Cloud shadows sweep across the green of Treswallock Downs, in Cornwall, and the adjoining moorland. Skylarks sing above this expanse of open grazing where drifts of flowering grasses, sedges and rushes mix with granite outcrops, remains of ancient settlements, and turf sprinkled with tormentil.
From the top of Alex Tor the vista extends as far as Pentire Head on the north coast, west to the Cornish alps of St Austell and towards old china clay tips at nearby Stannon, now grassed over.

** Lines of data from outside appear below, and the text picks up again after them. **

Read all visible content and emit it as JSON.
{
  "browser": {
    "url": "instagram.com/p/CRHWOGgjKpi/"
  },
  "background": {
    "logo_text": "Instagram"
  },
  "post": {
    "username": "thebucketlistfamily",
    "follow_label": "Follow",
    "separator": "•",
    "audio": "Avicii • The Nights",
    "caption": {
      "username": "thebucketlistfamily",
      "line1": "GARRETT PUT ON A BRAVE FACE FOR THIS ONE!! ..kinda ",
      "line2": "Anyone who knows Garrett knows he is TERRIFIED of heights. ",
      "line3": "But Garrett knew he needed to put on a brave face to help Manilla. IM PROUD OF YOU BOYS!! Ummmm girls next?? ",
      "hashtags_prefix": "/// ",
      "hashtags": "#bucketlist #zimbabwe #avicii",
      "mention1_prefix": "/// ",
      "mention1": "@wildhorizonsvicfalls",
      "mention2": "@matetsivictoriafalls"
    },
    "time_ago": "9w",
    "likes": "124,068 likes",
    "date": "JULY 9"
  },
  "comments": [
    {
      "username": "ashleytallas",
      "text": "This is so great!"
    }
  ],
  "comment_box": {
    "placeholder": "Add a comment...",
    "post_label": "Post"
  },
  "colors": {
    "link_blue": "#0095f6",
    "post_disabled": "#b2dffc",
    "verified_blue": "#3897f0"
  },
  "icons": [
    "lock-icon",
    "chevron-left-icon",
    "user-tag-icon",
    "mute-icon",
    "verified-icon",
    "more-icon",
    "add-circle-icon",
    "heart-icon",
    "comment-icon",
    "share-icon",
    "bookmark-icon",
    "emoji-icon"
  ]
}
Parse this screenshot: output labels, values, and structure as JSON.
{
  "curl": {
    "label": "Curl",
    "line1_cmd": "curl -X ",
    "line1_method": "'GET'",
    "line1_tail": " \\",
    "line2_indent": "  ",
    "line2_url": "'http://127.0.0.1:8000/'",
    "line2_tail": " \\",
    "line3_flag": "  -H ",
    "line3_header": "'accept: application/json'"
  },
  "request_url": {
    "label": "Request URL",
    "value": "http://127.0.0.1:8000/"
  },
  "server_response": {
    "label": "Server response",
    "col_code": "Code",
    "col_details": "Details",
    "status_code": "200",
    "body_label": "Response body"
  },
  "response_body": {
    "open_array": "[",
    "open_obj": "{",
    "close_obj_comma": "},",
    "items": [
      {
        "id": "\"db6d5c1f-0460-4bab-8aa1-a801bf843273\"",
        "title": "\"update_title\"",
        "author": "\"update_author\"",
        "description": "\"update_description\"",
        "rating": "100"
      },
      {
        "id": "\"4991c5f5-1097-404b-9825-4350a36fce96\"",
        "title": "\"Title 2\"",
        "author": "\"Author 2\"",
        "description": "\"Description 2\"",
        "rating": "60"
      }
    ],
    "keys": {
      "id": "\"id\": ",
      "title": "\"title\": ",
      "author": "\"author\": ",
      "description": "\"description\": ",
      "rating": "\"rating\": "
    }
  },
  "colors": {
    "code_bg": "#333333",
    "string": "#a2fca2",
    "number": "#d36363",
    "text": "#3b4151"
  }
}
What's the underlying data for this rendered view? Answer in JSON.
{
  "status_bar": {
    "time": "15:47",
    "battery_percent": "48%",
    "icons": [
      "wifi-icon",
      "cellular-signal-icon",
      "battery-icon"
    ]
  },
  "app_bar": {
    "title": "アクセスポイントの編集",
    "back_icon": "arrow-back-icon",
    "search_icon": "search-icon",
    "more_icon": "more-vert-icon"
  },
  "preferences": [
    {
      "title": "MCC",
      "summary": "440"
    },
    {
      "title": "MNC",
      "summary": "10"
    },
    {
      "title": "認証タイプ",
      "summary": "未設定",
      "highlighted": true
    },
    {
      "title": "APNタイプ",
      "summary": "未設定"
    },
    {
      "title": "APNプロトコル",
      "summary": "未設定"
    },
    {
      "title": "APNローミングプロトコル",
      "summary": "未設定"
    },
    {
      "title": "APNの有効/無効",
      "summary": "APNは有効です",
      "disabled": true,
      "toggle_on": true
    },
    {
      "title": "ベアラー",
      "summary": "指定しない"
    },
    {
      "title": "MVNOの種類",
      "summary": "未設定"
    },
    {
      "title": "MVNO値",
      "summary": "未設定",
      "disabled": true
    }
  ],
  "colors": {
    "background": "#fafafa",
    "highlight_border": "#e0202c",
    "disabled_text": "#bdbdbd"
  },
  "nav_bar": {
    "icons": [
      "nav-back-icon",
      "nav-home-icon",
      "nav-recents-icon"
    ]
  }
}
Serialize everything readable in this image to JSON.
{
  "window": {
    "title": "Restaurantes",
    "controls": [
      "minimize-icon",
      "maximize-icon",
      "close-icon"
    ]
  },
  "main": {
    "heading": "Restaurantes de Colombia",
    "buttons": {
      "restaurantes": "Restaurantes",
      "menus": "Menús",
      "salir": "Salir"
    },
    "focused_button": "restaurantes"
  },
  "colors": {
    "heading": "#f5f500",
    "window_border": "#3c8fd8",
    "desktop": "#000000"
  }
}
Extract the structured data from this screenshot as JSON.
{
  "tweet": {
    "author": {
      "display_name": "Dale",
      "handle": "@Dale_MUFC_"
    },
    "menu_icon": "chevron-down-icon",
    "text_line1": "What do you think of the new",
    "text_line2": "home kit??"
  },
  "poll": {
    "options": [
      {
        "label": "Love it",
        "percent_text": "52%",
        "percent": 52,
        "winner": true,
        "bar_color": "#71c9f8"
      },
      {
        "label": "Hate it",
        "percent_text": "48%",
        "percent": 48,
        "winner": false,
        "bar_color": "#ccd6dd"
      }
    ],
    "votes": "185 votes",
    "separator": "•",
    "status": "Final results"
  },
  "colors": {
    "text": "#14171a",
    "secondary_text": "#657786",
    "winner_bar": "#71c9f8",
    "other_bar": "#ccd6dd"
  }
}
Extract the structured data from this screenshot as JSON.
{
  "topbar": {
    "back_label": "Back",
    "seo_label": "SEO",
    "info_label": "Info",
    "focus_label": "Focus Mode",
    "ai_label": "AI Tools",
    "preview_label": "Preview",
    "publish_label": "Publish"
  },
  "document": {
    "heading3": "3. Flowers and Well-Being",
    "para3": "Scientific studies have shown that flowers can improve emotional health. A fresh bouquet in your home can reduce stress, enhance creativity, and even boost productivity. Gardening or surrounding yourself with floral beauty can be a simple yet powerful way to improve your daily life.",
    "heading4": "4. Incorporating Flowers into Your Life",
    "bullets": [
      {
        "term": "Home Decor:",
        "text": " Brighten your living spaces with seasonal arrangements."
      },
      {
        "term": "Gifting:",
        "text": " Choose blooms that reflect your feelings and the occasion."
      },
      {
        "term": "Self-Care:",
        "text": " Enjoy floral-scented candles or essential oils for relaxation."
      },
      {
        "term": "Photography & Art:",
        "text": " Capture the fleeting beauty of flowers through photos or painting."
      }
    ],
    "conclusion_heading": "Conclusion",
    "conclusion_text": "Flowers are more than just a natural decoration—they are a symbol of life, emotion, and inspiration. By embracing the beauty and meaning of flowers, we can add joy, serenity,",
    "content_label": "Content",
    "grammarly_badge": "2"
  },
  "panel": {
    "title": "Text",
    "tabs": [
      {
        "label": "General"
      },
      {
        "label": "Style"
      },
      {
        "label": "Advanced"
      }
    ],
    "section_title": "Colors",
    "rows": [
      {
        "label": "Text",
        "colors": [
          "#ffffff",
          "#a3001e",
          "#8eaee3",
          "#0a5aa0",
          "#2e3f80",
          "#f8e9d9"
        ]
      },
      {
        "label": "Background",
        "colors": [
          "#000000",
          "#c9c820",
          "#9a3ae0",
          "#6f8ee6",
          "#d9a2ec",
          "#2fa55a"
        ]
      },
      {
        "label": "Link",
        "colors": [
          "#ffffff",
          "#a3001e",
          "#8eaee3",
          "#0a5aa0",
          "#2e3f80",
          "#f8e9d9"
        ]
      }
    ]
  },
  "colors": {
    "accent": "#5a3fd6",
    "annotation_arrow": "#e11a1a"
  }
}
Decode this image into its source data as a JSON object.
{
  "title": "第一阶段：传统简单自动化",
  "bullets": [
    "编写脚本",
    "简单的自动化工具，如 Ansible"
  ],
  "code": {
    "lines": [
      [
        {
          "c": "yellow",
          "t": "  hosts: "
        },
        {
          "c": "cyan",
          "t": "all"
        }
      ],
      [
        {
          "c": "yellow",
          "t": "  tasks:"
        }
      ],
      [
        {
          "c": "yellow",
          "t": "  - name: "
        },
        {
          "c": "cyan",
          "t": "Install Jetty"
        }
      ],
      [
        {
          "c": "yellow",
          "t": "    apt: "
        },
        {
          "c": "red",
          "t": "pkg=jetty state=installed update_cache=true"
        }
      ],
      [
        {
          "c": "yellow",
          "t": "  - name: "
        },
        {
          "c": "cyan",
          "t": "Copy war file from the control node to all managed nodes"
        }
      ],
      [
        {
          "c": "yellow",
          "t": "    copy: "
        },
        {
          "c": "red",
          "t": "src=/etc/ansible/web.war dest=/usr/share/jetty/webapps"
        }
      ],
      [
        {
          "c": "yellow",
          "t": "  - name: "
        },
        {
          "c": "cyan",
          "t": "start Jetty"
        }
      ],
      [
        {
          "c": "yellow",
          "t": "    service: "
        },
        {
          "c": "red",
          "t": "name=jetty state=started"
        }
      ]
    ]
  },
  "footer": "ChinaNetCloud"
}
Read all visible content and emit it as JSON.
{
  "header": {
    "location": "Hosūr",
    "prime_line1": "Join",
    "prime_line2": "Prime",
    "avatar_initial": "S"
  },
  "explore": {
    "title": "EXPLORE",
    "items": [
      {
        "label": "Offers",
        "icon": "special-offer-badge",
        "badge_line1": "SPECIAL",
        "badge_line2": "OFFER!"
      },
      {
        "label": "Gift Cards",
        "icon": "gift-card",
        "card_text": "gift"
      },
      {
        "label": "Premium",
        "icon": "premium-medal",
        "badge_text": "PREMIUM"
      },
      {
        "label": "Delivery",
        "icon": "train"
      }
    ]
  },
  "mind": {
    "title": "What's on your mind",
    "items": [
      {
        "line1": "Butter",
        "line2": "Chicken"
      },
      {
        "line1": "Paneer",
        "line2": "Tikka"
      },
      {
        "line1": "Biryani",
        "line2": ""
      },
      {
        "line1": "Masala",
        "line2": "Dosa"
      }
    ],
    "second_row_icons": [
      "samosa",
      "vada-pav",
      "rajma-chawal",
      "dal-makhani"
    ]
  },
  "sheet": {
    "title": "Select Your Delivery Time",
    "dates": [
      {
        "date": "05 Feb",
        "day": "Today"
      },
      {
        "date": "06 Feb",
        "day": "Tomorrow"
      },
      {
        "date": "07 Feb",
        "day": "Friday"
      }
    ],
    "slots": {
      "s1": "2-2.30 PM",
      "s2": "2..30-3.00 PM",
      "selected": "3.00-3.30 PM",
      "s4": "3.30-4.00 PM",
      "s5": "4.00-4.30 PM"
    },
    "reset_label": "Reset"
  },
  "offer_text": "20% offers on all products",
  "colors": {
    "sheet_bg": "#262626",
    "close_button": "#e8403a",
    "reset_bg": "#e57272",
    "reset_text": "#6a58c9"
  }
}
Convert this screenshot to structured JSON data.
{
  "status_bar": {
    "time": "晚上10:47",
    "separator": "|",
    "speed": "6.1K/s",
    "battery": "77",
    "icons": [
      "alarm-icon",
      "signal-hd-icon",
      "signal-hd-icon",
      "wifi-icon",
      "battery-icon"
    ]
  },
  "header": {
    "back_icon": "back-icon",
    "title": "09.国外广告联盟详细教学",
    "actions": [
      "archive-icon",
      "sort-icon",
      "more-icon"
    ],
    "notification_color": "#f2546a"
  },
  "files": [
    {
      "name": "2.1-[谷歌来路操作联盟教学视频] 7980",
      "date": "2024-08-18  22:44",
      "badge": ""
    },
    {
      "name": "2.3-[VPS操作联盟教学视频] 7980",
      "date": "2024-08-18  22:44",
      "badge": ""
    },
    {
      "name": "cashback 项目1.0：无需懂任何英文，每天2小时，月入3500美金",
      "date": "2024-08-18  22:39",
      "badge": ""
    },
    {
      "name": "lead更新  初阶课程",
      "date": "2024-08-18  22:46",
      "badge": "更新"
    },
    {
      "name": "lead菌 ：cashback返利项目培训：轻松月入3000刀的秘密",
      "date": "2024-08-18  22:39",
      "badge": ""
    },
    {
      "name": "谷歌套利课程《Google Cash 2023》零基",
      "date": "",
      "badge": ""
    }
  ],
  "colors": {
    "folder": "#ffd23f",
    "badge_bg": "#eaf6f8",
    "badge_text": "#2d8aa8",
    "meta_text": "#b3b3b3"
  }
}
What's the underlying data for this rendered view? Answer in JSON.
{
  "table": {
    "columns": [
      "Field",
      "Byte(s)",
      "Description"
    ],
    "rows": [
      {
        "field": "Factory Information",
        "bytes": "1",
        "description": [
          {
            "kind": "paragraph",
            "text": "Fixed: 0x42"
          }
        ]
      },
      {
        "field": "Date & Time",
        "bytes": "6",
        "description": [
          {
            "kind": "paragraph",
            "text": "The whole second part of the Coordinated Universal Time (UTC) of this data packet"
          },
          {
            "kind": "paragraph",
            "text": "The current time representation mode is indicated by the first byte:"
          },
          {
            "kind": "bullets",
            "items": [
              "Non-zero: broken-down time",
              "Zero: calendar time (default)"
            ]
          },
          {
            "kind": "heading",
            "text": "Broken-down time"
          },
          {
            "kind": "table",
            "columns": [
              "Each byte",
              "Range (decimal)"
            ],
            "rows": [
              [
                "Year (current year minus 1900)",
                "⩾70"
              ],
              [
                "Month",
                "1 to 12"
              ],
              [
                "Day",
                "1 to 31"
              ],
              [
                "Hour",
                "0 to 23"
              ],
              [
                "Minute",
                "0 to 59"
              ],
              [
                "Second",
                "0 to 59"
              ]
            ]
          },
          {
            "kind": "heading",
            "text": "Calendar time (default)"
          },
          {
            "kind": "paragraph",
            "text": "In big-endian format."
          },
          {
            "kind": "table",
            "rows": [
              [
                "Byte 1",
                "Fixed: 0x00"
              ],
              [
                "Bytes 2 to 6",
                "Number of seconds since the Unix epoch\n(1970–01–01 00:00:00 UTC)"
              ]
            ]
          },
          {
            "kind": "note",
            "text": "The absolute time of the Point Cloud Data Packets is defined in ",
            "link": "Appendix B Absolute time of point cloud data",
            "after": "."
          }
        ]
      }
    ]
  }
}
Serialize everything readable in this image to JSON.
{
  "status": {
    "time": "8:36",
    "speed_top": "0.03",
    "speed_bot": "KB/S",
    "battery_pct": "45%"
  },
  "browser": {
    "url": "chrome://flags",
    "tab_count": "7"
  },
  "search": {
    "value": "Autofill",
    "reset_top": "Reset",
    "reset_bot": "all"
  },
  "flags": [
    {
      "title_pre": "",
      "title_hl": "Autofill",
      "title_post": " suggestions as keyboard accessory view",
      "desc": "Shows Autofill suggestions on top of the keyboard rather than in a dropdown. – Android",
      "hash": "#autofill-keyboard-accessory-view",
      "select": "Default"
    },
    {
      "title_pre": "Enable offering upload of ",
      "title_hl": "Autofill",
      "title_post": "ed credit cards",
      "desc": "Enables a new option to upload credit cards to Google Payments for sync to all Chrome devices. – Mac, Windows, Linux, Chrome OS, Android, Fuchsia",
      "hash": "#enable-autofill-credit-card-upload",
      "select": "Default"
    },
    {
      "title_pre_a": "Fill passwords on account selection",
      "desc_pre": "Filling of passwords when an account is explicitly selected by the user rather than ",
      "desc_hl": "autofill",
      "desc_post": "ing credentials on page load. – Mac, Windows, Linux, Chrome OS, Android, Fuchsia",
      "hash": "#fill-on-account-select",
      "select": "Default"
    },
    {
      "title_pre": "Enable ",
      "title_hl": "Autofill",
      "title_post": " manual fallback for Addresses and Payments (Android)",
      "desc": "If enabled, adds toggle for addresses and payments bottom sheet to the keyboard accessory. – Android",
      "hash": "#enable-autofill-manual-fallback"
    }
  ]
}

Beyond the moor’s northern edge, sun highlights the cliff of the slate quarry at Delabole, the height of turbines on the adjacent wind farm, and the whiteness of the cheese factory at Davidstow.
But it is the tors of Brown Willy and Rough Tor that dominate this part of the moor, the ridges looming in the distance around the rectangular enclosure of King Arthur’s Hall. There, protected by a wire fence, tall granite slabs are set within wide earthen banks. Many of these standing stones slump inwards towards the boggy floor of cotton grass and sphagnum. It is uncertain whether this formation originated as a prehistoric ceremonial space or as an early mediaeval pound for livestock.
Today, a herd of Devon cows grazes around this isolated site and, in the distance, on Steping Hill, is a group of cream coloured cattle. Cows and their calves, sheared sheep and resting gulls populate inbye land bounded from the moorland by drystone walls.
The stream through the hamlet of sheltered Candra is bridged by lengths of granite and, in the valley bottom, blackberry flowers and foxgloves sway in the warm breeze. Upslope, a holiday cottage, is surrounded by pastures of pollen-rich grasses, sorrel and yellow vetch, and, on the skyline, horses and their foals gallop and buck across the rough, airy, land.
Back in St Breward crowds gather for the annual carnival parade, when drum majorettes, floats, carnival queens, a pipe band, morris dancers and fancy dress competitors move through the village streets inland, high above the distant shimmer of the sea off Polzeath.